Vanderbilt University, Nashville, TN.
Vanderbilt University Medical Center, Nashville, TN.
AMIA Annu Symp Proc. 2022 Feb 21;2021:793-802. eCollection 2021.
Numerous studies have shown that a person's health status is closely related to their socioeconomic status. It is evident that incorporating socioeconomic data associated with a patient's geographic area of residence into clinical datasets will promote medical research. However, most socioeconomic variables are unique in combination and are affiliated with small geographical regions (e.g., census tracts) that are often associated with less than 20,000 people. Thus, sharing such tract-level data can violate the Safe Harbor implementation of de-identification under the Health Insurance Portability and Accountability Act of 1996 (HIPAA). In this paper, we introduce a constraint-based k-means clustering approach to generate census tract-level socioeconomic data that is de-identification compliant. Our experimental analysis with data from the American Community Survey illustrates that the approach generates a protected dataset with high similarity to the unaltered values, and achieves a substantially better data utility than the HIPAA Safe Harbor recommendation of 3-digit ZIP code.

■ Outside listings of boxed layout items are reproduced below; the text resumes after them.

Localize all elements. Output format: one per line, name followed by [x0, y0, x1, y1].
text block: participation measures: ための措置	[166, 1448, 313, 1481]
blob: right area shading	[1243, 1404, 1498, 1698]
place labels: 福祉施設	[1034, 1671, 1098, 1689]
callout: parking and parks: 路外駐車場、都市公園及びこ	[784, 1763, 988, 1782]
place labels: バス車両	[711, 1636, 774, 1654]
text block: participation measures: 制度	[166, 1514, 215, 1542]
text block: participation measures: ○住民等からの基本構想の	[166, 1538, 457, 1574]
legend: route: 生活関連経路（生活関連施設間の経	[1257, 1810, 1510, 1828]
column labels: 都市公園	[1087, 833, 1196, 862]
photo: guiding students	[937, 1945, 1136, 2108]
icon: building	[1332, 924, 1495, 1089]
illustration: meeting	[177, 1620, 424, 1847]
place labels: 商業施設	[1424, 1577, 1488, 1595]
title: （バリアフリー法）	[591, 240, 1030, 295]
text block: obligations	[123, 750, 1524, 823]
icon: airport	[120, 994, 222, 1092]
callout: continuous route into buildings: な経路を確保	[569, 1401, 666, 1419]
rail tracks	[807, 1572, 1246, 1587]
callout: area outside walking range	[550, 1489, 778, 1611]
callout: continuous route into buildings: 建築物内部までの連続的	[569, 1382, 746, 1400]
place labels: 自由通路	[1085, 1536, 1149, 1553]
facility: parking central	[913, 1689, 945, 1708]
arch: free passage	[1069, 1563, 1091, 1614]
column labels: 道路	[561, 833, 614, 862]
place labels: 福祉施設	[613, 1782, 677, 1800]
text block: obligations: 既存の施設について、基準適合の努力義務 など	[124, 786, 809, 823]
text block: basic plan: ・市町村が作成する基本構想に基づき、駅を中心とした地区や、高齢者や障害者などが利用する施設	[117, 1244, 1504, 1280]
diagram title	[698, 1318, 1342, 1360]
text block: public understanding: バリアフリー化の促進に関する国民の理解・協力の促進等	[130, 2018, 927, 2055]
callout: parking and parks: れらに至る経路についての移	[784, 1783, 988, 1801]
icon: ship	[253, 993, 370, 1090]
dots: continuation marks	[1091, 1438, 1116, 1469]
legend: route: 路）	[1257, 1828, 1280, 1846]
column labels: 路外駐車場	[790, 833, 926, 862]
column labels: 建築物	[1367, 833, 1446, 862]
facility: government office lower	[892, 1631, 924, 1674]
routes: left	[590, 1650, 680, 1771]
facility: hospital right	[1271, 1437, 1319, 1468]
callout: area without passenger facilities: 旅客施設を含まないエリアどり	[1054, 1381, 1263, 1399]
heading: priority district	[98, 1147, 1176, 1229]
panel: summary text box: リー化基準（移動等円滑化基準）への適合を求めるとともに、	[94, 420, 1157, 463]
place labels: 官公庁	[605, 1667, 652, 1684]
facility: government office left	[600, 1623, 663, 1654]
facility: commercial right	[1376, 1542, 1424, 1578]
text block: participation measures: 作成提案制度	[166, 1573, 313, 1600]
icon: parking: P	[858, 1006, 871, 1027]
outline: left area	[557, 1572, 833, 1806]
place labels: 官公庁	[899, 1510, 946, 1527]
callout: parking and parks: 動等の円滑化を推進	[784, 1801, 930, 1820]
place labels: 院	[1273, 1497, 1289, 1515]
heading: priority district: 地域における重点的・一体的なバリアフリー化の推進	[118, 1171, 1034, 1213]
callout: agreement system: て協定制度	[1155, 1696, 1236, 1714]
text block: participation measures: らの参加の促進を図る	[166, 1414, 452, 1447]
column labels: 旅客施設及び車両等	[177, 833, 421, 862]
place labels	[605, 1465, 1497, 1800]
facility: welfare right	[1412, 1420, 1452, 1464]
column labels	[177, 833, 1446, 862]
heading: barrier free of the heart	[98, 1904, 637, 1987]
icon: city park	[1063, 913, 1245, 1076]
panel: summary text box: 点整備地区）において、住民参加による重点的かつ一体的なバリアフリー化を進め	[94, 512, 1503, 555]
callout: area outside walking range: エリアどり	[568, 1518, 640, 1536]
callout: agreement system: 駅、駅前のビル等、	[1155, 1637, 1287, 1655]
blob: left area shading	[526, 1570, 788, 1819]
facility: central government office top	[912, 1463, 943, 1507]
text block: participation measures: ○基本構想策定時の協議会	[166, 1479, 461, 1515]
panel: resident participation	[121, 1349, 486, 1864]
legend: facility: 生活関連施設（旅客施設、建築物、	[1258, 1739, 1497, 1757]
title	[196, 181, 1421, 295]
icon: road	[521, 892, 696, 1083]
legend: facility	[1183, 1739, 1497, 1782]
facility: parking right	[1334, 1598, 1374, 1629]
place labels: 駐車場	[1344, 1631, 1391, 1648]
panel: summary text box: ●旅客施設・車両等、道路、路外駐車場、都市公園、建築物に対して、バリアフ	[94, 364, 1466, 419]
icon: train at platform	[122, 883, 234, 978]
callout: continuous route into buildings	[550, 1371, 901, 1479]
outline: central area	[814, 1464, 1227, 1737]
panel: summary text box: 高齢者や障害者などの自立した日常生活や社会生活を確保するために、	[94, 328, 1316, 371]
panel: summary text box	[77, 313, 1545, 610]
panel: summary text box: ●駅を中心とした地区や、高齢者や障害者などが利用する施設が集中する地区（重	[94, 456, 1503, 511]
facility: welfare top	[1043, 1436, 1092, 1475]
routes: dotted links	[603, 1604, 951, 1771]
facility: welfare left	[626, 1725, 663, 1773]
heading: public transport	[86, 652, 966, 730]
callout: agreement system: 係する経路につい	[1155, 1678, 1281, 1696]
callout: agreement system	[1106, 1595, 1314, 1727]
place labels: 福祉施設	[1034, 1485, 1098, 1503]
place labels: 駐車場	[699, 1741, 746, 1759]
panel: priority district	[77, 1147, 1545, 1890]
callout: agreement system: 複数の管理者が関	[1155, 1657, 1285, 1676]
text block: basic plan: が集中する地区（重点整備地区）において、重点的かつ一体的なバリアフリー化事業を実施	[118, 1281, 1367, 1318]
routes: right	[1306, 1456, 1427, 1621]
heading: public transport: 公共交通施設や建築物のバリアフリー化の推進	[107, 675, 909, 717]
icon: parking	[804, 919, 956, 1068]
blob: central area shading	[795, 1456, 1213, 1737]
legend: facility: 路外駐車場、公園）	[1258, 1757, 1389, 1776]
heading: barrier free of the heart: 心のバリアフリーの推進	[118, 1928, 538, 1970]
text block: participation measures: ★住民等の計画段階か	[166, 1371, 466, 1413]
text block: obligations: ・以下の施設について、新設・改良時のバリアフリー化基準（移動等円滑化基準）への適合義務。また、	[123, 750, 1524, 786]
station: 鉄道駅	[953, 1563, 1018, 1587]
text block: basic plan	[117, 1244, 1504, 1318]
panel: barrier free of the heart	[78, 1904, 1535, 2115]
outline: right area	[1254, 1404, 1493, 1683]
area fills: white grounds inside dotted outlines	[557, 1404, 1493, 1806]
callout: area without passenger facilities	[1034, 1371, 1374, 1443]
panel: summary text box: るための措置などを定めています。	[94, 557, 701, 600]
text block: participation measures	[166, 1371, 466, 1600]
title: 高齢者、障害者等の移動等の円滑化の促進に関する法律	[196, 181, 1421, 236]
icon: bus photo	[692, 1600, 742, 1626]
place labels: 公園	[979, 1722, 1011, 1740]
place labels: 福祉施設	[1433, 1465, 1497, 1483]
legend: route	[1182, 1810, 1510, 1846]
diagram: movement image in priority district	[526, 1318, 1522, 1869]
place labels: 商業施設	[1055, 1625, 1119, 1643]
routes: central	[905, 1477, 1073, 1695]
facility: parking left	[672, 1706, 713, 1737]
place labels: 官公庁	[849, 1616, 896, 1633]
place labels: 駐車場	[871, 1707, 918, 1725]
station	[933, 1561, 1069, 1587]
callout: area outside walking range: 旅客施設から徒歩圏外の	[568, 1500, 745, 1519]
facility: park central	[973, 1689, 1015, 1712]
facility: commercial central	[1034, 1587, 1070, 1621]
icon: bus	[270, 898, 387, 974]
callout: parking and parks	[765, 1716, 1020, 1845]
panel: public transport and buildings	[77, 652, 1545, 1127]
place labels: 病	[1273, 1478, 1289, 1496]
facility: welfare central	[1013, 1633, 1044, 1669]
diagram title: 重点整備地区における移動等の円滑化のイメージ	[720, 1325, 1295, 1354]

大量研究表明,一个人的健康状况与其社会经济地位密切相关。显然,将与患者居住地理区域相关的社会经济数据纳入临床数据集将促进医学研究。然而,大多数社会经济变量在组合上是独特的,并且与小的地理区域(例如,人口普查区)相关联,这些区域通常与不到 20000 人相关联。因此,共享此类区域级数据可能会违反 1996 年《健康保险携带和责任法案》(HIPAA)的安全港实施的去识别。在本文中,我们介绍了一种基于约束的 k-均值聚类方法来生成符合去识别要求的人口普查区社会经济数据。我们使用美国社区调查数据进行的实验分析表明,该方法生成的受保护数据集与原始值高度相似,并且比 HIPAA 安全港建议的 3 位邮政编码具有更高的数据实用性。